Having once sealed itself off from the world, the lair of the Druk has cautiously and deliberately begun opening up. Television, including foreign cable stations, was allowed only in 1999 (and more recently featured an episode of Desperate Housewives on election day). The internet came soon after.
There are no McDonald's golden arches poking out from the blue pine forests, yet. However, the influence of global consumer culture can be glimpsed in the Pepe jeans on young men and a corner shop that calls itself 8-Eleven.
The government is considering joining the World Trade Organisation. Foreign tourists are allowed to come in somewhat larger numbers than before, though still chaperoned from one high-priced resort to another. "A cautious approach," Prime Minister Khandu Wangchuck calls it. "We were conscious of the fact that interaction with the world would only benefit us. We have had no reason to put the brakes on."
Elections, he said, have been embraced, albeit reluctantly, by the citizenry because the king wanted them. "The objectives are to ensure national security, national sovereignty, well-being and prosperity, which will lead to gross national happiness also," he said.
Gross national happiness includes criteria such as equity, good governance and harmony with nature.
The king's call for elections, along with a constitution that will introduce multiparty democracy, forestalls any ferment for freedom, from inside or outside the country.

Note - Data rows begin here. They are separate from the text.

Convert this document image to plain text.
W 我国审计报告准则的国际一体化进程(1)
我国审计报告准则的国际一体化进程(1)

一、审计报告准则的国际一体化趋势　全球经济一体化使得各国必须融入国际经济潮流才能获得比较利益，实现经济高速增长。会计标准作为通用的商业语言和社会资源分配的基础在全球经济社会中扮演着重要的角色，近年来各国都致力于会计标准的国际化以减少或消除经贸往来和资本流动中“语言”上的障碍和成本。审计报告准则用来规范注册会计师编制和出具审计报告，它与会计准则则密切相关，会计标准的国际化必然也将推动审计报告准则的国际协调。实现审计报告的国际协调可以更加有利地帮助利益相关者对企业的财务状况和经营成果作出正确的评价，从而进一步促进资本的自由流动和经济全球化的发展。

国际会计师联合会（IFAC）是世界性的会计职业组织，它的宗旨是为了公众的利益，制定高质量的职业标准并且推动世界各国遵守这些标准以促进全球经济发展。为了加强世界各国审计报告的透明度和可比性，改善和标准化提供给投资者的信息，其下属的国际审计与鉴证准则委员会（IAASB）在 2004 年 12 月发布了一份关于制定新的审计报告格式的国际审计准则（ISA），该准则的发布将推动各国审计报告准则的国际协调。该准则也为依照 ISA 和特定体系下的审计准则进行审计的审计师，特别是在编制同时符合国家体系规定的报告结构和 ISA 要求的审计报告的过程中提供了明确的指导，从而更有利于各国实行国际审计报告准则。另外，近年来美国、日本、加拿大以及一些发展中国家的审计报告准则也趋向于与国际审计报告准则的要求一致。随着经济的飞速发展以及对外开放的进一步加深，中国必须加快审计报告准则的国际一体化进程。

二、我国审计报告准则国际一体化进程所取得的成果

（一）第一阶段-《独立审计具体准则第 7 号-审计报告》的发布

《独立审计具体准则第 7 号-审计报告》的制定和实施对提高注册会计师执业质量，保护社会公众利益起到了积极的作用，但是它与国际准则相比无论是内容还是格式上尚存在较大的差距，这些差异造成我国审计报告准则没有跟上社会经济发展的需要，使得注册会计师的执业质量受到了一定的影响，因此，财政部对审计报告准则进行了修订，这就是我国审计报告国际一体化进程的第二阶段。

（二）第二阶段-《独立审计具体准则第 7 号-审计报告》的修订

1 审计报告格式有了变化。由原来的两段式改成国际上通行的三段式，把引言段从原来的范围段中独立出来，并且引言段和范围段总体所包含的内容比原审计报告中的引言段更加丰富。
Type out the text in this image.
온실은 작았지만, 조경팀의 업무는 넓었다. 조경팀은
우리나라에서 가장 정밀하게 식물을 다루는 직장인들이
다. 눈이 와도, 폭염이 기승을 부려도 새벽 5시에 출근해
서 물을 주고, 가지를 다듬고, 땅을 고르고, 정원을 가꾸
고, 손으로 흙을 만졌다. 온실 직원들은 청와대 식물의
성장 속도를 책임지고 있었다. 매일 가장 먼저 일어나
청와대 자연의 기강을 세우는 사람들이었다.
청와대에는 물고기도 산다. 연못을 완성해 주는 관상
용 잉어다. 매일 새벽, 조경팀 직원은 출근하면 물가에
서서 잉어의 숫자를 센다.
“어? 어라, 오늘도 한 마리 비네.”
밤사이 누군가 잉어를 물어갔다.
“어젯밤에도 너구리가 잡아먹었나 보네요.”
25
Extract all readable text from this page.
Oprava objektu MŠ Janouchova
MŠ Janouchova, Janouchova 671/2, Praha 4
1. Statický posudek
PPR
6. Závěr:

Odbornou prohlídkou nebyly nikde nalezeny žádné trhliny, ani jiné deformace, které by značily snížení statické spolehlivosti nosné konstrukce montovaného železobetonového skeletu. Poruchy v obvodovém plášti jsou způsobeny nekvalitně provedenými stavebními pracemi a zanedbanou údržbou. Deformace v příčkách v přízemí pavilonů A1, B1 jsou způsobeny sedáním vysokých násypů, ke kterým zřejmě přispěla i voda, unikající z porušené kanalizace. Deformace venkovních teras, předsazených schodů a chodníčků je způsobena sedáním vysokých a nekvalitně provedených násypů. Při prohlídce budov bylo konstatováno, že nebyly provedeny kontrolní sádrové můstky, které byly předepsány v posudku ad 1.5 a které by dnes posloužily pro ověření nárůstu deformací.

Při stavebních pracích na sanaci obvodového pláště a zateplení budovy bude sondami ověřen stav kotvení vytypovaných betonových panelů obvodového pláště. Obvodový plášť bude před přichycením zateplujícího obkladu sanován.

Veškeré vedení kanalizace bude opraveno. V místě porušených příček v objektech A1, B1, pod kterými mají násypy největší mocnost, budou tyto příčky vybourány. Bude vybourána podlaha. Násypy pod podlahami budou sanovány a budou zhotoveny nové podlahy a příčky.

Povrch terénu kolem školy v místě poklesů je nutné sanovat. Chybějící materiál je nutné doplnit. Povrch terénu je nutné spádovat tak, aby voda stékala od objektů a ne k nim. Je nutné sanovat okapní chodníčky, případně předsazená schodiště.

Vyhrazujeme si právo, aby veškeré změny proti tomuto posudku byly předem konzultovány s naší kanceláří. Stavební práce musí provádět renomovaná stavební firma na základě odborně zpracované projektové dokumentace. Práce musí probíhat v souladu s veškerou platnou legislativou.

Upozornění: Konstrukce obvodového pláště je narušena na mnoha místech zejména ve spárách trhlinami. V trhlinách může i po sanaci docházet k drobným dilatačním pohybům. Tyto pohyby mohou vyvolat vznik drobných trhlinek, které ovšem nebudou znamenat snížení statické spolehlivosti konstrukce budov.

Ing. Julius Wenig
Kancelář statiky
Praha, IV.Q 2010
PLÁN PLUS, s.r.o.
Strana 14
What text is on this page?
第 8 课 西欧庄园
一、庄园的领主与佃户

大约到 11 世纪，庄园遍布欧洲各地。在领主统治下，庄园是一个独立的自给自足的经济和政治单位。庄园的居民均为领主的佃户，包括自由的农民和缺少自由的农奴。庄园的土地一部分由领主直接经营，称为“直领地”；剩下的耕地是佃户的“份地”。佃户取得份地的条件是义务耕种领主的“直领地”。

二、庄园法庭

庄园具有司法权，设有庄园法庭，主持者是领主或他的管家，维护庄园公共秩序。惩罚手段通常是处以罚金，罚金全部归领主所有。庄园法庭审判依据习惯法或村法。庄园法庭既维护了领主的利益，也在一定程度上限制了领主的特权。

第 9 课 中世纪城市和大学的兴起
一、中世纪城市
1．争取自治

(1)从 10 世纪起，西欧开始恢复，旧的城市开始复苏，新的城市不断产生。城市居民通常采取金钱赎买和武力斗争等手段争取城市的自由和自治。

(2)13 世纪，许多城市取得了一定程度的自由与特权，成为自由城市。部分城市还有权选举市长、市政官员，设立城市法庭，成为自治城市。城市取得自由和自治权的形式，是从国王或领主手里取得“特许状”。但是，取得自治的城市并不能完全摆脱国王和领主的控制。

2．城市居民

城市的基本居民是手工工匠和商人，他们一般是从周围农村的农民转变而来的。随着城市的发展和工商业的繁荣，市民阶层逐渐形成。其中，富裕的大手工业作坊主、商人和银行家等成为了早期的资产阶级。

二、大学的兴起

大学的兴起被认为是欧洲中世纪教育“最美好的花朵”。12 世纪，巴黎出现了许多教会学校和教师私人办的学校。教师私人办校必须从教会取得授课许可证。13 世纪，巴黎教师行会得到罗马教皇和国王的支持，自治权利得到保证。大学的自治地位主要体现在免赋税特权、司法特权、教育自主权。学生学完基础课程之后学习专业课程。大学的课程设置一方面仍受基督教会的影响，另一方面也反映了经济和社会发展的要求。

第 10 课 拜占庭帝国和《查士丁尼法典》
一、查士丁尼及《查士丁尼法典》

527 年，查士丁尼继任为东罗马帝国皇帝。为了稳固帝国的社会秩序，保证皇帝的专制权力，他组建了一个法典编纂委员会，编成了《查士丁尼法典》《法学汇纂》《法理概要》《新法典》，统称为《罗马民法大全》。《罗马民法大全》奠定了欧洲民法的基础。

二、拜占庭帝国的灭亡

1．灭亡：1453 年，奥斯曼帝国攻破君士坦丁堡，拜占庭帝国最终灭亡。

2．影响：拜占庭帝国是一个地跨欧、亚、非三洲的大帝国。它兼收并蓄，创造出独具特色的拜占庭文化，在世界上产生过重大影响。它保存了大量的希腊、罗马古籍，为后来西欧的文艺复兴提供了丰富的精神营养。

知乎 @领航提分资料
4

For the moment at least, Bhutan does not resemble a democracy, particularly compared with other countries in the region. Barely two political parties have been formed. It is far from having an outspoken free press or an active civil society. Criticism of government policy is rare, except from abroad.
The Bhutanese monarchy turns 100 this year, and the king apparently decided that this was an auspicious time to further reduce its power. The national elections next year are part of a process that began nearly a decade ago, when the king introduced non-party elections for Parliament.
Next, day-to-day governance was handed over to the cabinet. The proposed constitution would remove the king as head of the government, set a mandatory retirement age of 65 for the ruler and empower an elected Parliament to oust him from the throne by a two-thirds vote.
Last December, after more than 30 years in power, the current king announced that he was abdicating in favour of his 26-year-old son, Jigme Khesar Namgyel Wangchuck.
Holding on to the way things are seems to have been Bhutan's choice in the mock elections. Each of the Druk parties presented a platform. Druk Blue promised to fight corruption and extend free health care and education. Druk Green stood for environment-friendly development. Druk Red promised industrialisation. And Druk Yellow asked: "Do you believe in the preservation and promotion of our rich cultural heritage and tradition? Vote for Druk Yellow Party."
Druk Yellow emerged as the hands-down winner, with 44% of the vote, according to the Election Commission. This weekend it takes on Druk Red, which won about 20%, in a mock runoff.